If, for instance, the administration had tried to fulfill
New York’s initial stated need for 40,000 ventilators, everything would have
gone out the door to New York, and for no good reason. There was immense
political pressure to send the ventilators anyway, although it would have been
a mistake. “In the moment, that wasn’t 100 percent clear,” says the senior
administration official. “There was a lot of pressure to send them all, because
the pressure is basically, ‘How is it going to look if you’re holding in a
stockpile and people need them?’”
None of this is to say there weren’t real needs in New
York and New Jersey. Some 8,000 ventilators were sent out from the reserve,
many of them to those two places, which were at times operating on very thin
margins.
Another insight was that most ventilators out in the
country weren’t being used, since the virus hot-spots were geographically
limited. That meant there was a tremendous capacity to be tapped. This led to
the Dynamic Ventilator Reserve. States and hospitals with a safe margin of
ventilators not in use could lend them to places that needed them.
The lubricant for the system was a federal guarantee that
a hospital lending a ventilator would get a replacement in 24 or 48 hours if it
turned out that it needed it back. This removed the fear and the risk of giving
up ventilators. It also allowed the administration to effectively leverage in
the here and now the ventilators that it will have in the future, when
production ramps up. “A ventilator today is more valuable than a future
ventilator,” the White House adviser explains.

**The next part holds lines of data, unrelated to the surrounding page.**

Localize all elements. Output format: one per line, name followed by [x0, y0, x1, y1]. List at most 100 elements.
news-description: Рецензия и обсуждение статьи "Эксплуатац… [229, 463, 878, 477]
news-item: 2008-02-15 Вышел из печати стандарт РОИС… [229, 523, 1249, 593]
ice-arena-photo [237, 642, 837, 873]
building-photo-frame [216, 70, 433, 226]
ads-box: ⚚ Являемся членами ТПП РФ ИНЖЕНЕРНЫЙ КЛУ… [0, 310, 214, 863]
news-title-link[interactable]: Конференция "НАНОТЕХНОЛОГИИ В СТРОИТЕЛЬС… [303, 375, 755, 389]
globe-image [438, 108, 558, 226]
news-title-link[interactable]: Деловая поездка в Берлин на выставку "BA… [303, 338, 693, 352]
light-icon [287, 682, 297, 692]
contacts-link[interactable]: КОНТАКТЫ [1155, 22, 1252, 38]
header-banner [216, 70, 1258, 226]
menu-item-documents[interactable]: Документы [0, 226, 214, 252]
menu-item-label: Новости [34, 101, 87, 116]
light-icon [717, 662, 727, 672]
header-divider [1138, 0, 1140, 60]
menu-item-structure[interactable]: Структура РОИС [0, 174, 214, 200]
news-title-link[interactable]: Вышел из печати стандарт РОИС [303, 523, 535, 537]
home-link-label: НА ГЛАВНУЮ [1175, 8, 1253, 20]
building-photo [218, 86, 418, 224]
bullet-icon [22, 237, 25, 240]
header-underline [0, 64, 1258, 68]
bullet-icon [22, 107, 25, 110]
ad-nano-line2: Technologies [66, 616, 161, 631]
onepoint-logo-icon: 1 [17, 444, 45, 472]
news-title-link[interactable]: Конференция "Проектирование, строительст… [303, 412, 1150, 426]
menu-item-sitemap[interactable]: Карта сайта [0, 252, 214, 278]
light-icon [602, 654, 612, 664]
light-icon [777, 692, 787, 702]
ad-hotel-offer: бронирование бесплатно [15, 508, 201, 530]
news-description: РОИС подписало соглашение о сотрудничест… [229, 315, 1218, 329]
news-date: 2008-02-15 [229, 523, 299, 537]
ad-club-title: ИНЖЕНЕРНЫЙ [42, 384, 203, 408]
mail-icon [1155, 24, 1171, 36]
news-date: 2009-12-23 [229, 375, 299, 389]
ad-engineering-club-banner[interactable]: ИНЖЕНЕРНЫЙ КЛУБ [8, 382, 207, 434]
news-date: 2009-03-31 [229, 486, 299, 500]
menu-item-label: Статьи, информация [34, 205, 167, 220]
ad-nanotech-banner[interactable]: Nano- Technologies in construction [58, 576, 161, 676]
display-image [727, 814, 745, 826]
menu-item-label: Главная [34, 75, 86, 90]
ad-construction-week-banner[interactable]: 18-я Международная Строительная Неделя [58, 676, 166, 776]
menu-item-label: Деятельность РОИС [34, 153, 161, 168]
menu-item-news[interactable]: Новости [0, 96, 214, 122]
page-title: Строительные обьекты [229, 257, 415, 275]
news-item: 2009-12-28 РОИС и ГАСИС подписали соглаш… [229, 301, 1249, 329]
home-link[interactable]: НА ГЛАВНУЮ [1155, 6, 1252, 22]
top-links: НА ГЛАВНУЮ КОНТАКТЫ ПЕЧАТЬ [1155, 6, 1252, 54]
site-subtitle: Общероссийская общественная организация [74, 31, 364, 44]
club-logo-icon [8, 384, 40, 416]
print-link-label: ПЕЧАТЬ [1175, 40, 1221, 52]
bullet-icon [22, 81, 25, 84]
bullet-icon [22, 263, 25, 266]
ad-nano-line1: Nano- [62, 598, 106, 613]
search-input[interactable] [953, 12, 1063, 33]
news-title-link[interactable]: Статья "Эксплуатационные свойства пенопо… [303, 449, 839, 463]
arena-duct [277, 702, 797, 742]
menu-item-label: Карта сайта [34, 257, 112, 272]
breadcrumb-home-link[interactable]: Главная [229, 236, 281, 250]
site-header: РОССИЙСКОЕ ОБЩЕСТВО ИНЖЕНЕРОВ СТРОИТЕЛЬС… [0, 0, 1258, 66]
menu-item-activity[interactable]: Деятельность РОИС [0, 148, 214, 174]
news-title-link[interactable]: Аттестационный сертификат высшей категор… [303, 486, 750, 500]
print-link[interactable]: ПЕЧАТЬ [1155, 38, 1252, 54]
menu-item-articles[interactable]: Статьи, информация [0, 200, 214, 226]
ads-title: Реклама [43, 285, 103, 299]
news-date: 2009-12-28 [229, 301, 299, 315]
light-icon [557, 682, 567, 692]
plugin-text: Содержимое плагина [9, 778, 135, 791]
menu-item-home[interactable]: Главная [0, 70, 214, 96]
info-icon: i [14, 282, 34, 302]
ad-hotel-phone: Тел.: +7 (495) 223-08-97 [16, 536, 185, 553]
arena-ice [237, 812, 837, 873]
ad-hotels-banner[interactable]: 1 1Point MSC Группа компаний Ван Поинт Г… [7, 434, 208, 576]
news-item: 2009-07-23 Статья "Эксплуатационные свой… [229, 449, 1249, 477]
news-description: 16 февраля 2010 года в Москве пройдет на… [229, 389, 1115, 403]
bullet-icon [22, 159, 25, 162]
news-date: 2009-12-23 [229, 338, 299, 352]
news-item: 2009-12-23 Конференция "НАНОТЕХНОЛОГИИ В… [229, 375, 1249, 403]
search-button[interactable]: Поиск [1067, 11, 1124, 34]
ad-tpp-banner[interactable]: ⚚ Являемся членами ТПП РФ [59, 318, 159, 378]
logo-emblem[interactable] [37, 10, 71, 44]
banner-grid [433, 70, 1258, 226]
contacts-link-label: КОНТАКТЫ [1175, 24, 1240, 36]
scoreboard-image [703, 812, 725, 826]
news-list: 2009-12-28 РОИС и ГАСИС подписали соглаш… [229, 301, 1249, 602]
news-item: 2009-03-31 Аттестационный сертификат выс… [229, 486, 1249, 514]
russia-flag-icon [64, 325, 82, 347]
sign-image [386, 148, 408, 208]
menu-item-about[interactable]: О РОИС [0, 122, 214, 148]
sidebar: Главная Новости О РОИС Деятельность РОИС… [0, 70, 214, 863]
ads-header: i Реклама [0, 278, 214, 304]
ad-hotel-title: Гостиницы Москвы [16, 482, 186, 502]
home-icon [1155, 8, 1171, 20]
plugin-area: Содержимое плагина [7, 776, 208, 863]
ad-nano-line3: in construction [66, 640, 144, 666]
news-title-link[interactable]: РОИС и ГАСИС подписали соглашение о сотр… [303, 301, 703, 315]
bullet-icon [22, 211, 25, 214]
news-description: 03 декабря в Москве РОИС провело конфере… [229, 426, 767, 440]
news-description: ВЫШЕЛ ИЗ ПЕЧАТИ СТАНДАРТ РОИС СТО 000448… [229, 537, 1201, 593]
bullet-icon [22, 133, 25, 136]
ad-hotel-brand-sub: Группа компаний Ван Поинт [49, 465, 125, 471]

As for the future ventilators, FEMA acted quickly — much
faster than is possible in the regular process — to get so-called notifications
to purchase to ventilator manufacturers, so they could start work and hold
their inventory, which ensured it wasn’t lost to foreign countries. The Defense
Production Act was invoked with General Motors to get production moving as
quickly as possible, and not back-loaded later in the summer.
Last year, according to administration figures, the
country produced 30,000 ventilators. This year, it’s going to produce something
on the order of 200,000, and they are already coming in. “The balance now is
growing daily,” the White House adviser says of the federal stockpile. “We are
going to be swimming in ventilators.”
By any measure, that’s a success, certainly compared with
where we thought we’d be less than a month ago. If the media weren’t so devoted
to gotcha idiocy, more people might know about it.